The discovery of a prolific palaeolithic site near Cambridge, led to an examination of its relationship to other sites in England, and it seemed that the time was approaching for a general survey of the palaeolithic succession in this country concerned with open stations of a period prior to that already dealt with by Dr Garrod and Dr Grahame Clark. To this end it is intended to devote a series of papers, to be published consecutively in this journal, descriptive of various industries in the light of the latest evidence, both geological and prehistoric.The first paper, hereunder, is given over to a description and analysis of the palaeolithic site mentioned, for, as will be demonstrated, it has been found essential to the main thesis on succession. The sequence in East Anglia will be chosen for initial study, partly because it is a region with which the author is best acquainted, and also because it has been found to form a distinct cultural province, more nearly related, indeed, to Belgium and Germany than to southern England and France. The contacts between these provinces are many and it will be the whole purpose of one of this series of articles to show these connections by cultural and geological correlations.

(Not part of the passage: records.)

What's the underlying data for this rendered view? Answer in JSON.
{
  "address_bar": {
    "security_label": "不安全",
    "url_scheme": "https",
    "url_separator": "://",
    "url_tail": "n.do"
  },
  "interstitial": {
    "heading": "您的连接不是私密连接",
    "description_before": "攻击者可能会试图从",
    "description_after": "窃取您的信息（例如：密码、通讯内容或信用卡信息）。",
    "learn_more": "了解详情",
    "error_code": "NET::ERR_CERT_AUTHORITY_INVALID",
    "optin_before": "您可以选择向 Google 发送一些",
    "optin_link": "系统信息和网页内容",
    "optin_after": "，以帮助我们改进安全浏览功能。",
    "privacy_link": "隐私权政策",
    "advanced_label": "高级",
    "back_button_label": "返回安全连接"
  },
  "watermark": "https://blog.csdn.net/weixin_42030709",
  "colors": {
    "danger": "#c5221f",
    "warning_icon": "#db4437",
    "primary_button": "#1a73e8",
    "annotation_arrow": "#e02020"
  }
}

Therefore, references to comparable industries will be left out of the discussion of the finds following the description, and will be treated fully in an appropriate chapter at a later date.
Palaeolithic artifacts were recorded from a terrace on the Great Ouse, near St. Neots, Huntingdonshire, in 1927, the chief source being a group of pits dug in what was formerly part of Paxton Park, on the left bank of the river in the parish of Little Paxton. Mr Tebbutt has since recovered many more artifacts from this site. Taken together, the material constitutes a working industry, which will be described in this paper.A twelve-foot section, fig. 1, shows a basal layer (1) of boulders and large pebbles resting upon undisturbed Oxford Clay. One boulder of limestone measured two feet in length, and many other erratics showed the derivation of this layer from drift deposits of a preceding glacial stage. Bones and teeth of Elephas primigenius, Rhinoceros antiquitatis, Rangifer tarandus, and Equus caballus were found here. This basal bed is not a solifluxion level in place, though it may represent a solifluxion layer which has been re-washed and sorted. Certainly the Oxford Clay has not been caught up into it, and the elements are uniformly water-laid, passing up, without break, into nine feet of compact, well-bedded, fluviatile gravels.